VICENZA. Brandisce un grosso coltello per strada e un passante lancia l'allarme: all'arrivo delle forze dell'ordine l'uomo dice che stava provando delle figure di Tai Chi, uno stile delle arti marziali cinesi. È successo nella giornata di ieri (5 novembre) a Vicenza e la giustificazione addotta non è bastata al soggetto, un uomo di 65 anni, per evitare una denuncia per porto di oggetti atti ad offendere in luogo pubblico.
La chiamata al numero per le emergenze, come detto, è arrivata nella mattinata di ieri. Una volta arrivati sul luogo indicato, gli agenti della Questura di Vicenza hanno rintracciato l'uomo all'interno di un'automobile, procedendo ad una perquisizione personale e del mezzo.

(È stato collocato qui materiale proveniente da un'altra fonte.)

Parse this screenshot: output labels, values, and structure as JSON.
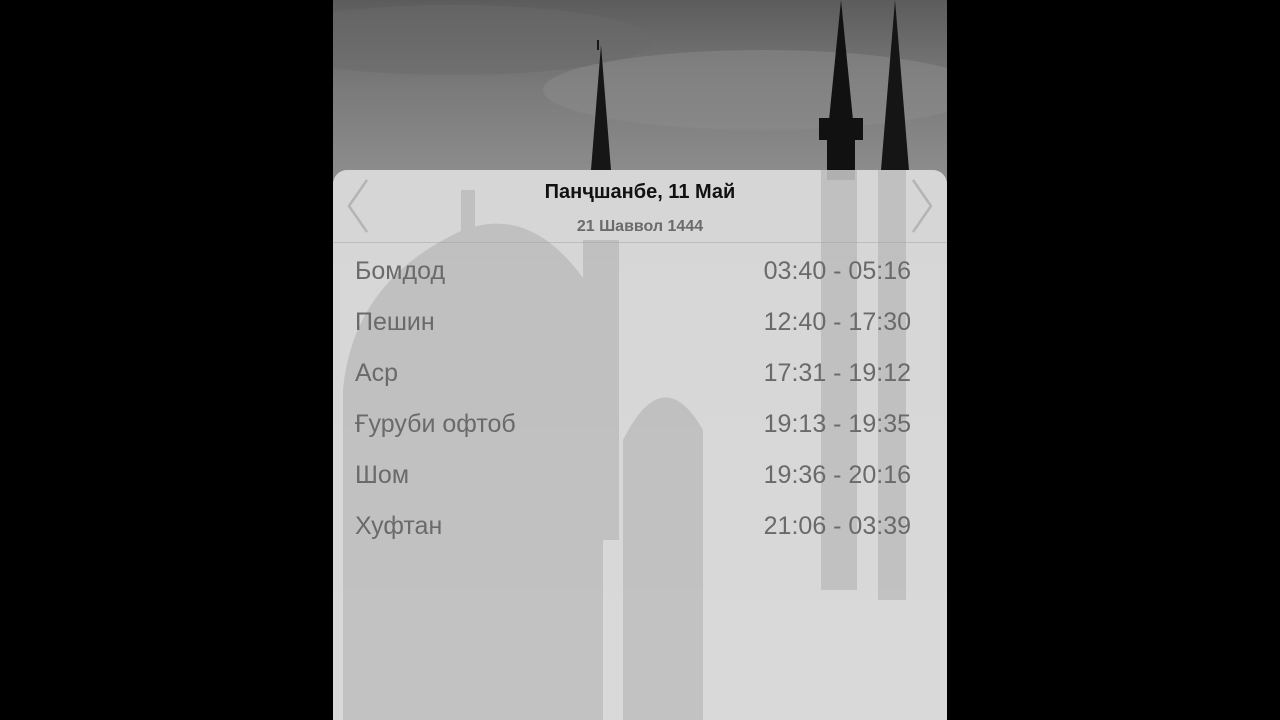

È a quel punto che gli agenti hanno rinvenuto il coltello, di ben 34 centimetri, fissato alla cintola dei pantaloni del 65enne. Nel porta oggetti dell'auto sono stati invece trovati due tirapugni in metallo, della lunghezza di circa 10 centimetri. Come anticipato, a quel punto l'uomo ha provato a giustificarsi dicendo di essere un appassionato di Tai Chi e di aver provato alcuni esercizi in strada.
Oltre alla denuncia, per il soggetto è scattata la misura di prevenzione del foglio di via obbligatorio dal Comune di Vicenza, con divieto di ritorno per tre anni.